Thanks for the post. Recently, I went looking for something like this with no luck.


----------



## Goldengate (Jan 30, 2013)

Thank you!


----------



## Merlene (Apr 15, 2013)

I love these but I not knit. I hope someone knows how to change this to crochet.
Learning to knit is my first New Years resolution. I still have a few months before I have to confirm my resolution.


----------



## Jeannie2009 (Mar 8, 2013)

Merlene, congratulations on that decision. I recently decided to try to knit socks. Doing it now. There is so much help here that you will succeed. Just ask questions. Also you tube has so many detailed photos and videos of how to do anything. And you can watch it over and over if necessary like I did when trying to learn to do short rows and wraps. Dang I never even knew these type stitches existed.
Good luck.


----------



## Pumpkin007 (Jan 2, 2013)

Thanks!


----------



## Merlene (Apr 15, 2013)

Thanks, this gives me encouragement. I want to really start right away. I am working on a crochet project right now but i could start anyway.

Thanks again for your encouragement.


----------



## SouthernGirl (Dec 28, 2011)

Cute flowers.


----------



## knitterlin (May 31, 2012)

Thanks!

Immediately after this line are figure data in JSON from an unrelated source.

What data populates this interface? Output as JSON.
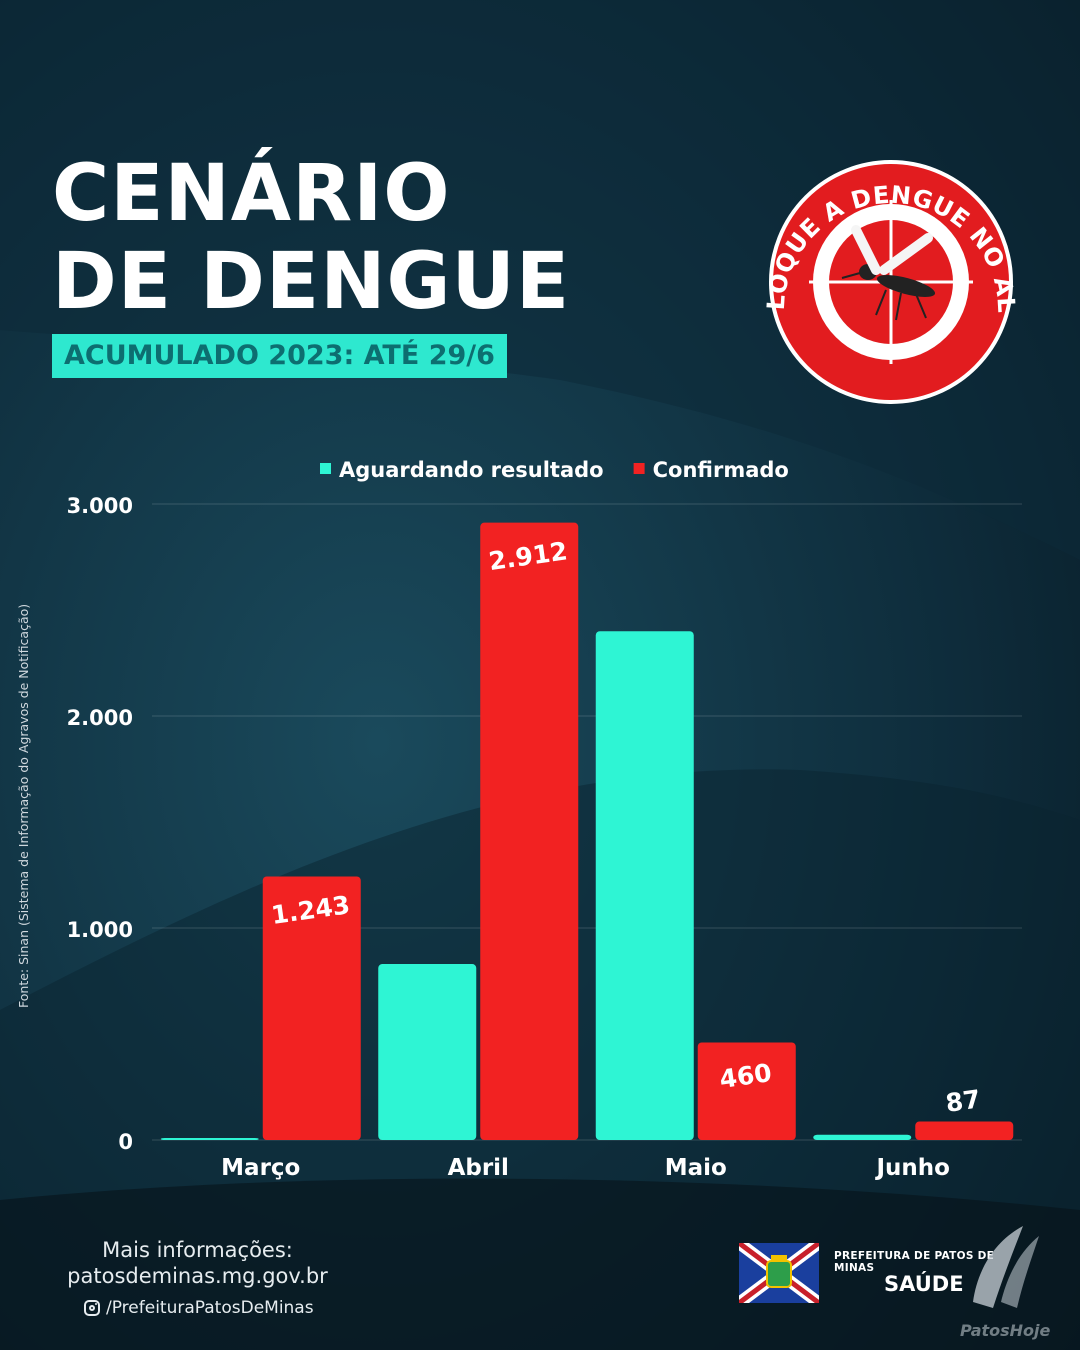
{
  "header": {
    "title_line1": "CENÁRIO",
    "title_line2": "DE DENGUE",
    "subtitle": "ACUMULADO 2023: ATÉ 29/6"
  },
  "logo": {
    "text": "COLOQUE A DENGUE NO ALVO",
    "icon": "mosquito-target-icon",
    "color": "#e21c1f"
  },
  "chart_data": {
    "type": "bar",
    "categories": [
      "Março",
      "Abril",
      "Maio",
      "Junho"
    ],
    "series": [
      {
        "name": "Aguardando resultado",
        "color": "#2ef5d4",
        "values": [
          5,
          830,
          2400,
          25
        ]
      },
      {
        "name": "Confirmado",
        "color": "#f22222",
        "values": [
          1243,
          2912,
          460,
          87
        ]
      }
    ],
    "data_labels": {
      "Confirmado": [
        "1.243",
        "2.912",
        "460",
        "87"
      ]
    },
    "yticks": [
      "0",
      "1.000",
      "2.000",
      "3.000"
    ],
    "ytick_values": [
      0,
      1000,
      2000,
      3000
    ],
    "ylim": [
      0,
      3000
    ],
    "grid": true,
    "legend_position": "top",
    "title": "",
    "xlabel": "",
    "ylabel": ""
  },
  "source": "Fonte: Sinan (Sistema de Informação do Agravos de Notificação)",
  "footer": {
    "more_info_line1": "Mais informações:",
    "more_info_line2": "patosdeminas.mg.gov.br",
    "instagram": "/PrefeituraPatosDeMinas",
    "instagram_icon": "instagram-icon",
    "prefeitura": "PREFEITURA DE PATOS DE MINAS",
    "saude": "SAÚDE",
    "watermark": "PatosHoje"
  }
}
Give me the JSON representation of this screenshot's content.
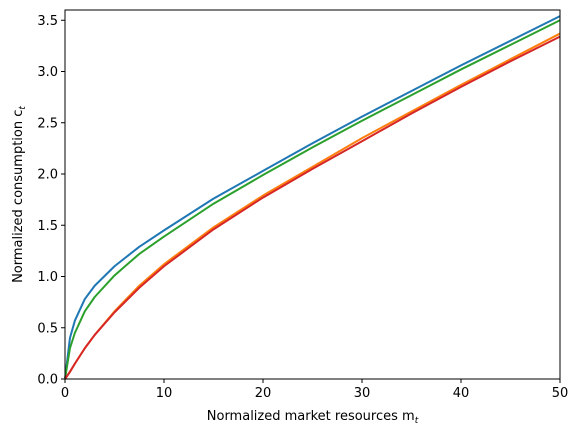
{
  "chart_data": {
    "type": "line",
    "title": "",
    "xlabel": "Normalized market resources m",
    "xlabel_sub": "t",
    "ylabel": "Normalized consumption c",
    "ylabel_sub": "t",
    "xlim": [
      0,
      50
    ],
    "ylim": [
      0,
      3.6
    ],
    "xticks": [
      0,
      10,
      20,
      30,
      40,
      50
    ],
    "xtick_labels": [
      "0",
      "10",
      "20",
      "30",
      "40",
      "50"
    ],
    "yticks": [
      0.0,
      0.5,
      1.0,
      1.5,
      2.0,
      2.5,
      3.0,
      3.5
    ],
    "ytick_labels": [
      "0.0",
      "0.5",
      "1.0",
      "1.5",
      "2.0",
      "2.5",
      "3.0",
      "3.5"
    ],
    "grid": false,
    "legend": "none",
    "x": [
      0,
      0.5,
      1,
      2,
      3,
      5,
      7.5,
      10,
      15,
      20,
      25,
      30,
      35,
      40,
      45,
      50
    ],
    "series": [
      {
        "color": "#1f77b4",
        "values": [
          0.0,
          0.4,
          0.57,
          0.78,
          0.91,
          1.1,
          1.29,
          1.45,
          1.76,
          2.03,
          2.3,
          2.56,
          2.81,
          3.06,
          3.3,
          3.54
        ]
      },
      {
        "color": "#ff7f0e",
        "values": [
          0.0,
          0.07,
          0.15,
          0.3,
          0.43,
          0.66,
          0.91,
          1.12,
          1.48,
          1.79,
          2.07,
          2.35,
          2.61,
          2.87,
          3.12,
          3.37
        ]
      },
      {
        "color": "#2ca02c",
        "values": [
          0.0,
          0.3,
          0.45,
          0.66,
          0.8,
          1.01,
          1.22,
          1.39,
          1.71,
          1.99,
          2.26,
          2.52,
          2.77,
          3.02,
          3.26,
          3.5
        ]
      },
      {
        "color": "#d62728",
        "values": [
          0.0,
          0.07,
          0.15,
          0.3,
          0.43,
          0.65,
          0.89,
          1.1,
          1.46,
          1.77,
          2.05,
          2.32,
          2.59,
          2.85,
          3.1,
          3.34
        ]
      }
    ]
  }
}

I'd love to knit some up and make a necklace.


----------



## TLL (Jul 15, 2012)

Thank you!!!


----------



## Persian Cat (Apr 9, 2012)

Thank you I too have been looking for a pattern like this !


----------



## bigalbigal3 (Mar 15, 2011)

thanks


----------



## Ky Girl (Sep 6, 2013)

Thank Y have been looking for a pattern...
They are Beautiful .....

Ky Girl


----------



## JulesKnit (Dec 30, 2012)

Thank you!


----------